One problem with an FFT, however, is that it assumes that the input signal repeats itself and that the input signal is a repetitive unit. Since EEGs are not perfectly repetitive, this assumption of the FFT functions causes the amplitude of one frequency to leak into others. A window function minimizes the effect of this leakage by multiplying the input signal function by a window which smoothly brings the amplitude of the edges of the input signal to zero. Right now we use a short rectangular window function for our FFT. This isn't perfect, but we did find that including it improved model performance, as measured by AUROC.
This is handled by the preprocessing/fourier-transform/fft.py script. This script assumes that the input files are laid out in a folder structure like this:
- root
- test
- positive
- negative
- training
- positive
- negative
- test
You can use the script like this:
python3 fft.py --min-freq 8 --max-freq 30 ROOT/*/*/*.raw32where ROOT is the folder you're using to store the files.
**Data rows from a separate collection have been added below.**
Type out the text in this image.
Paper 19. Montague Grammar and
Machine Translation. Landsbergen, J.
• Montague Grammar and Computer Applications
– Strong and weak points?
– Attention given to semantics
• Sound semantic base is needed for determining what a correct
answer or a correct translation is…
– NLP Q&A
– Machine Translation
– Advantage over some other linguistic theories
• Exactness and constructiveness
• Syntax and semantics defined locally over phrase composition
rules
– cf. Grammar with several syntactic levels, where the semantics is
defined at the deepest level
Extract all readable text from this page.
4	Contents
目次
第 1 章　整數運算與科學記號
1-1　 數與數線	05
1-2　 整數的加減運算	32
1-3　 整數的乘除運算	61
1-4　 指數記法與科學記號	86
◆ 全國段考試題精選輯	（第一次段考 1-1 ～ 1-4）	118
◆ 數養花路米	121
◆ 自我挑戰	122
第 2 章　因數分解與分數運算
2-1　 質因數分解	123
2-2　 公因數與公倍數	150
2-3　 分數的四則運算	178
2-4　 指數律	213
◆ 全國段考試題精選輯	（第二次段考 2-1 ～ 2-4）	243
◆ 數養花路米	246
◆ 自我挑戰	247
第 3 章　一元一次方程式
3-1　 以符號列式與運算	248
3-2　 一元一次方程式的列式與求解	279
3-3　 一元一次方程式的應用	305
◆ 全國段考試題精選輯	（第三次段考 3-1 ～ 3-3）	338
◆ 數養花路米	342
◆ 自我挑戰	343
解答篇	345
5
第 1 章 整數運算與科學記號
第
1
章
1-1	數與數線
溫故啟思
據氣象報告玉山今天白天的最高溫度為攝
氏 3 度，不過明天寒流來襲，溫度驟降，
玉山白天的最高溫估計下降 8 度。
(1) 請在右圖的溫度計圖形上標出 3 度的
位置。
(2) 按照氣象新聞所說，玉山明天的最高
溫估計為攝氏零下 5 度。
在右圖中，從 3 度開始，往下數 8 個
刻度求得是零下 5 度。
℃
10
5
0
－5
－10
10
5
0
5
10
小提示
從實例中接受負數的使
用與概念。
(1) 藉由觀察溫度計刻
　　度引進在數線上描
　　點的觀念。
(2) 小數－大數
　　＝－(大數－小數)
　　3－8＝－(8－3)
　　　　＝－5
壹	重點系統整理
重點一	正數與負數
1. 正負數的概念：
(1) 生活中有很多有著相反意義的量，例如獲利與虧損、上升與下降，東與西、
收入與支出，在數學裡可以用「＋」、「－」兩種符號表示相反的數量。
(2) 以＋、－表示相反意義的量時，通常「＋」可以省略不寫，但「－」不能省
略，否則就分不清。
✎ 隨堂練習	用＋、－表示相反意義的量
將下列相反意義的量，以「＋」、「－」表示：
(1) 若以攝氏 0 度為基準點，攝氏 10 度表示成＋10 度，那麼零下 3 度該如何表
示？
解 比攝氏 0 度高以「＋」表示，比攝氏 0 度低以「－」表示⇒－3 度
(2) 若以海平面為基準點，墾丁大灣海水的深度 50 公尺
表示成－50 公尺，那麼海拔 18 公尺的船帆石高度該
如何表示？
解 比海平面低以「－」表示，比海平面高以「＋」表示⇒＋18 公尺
We hardcoded the assumption that the recording was at 500 Hz. If not, change the 500s on lines 14 and 15 to the correct recording frequency.
This will produce a folder called "out" in the working directory of fft.py (probably the same folder as fft.py), with the same internal structure (described above) as the input directory.
The files with extensions .freq32 will then have the Fourier-transformed outputs that you can feed to the next stage.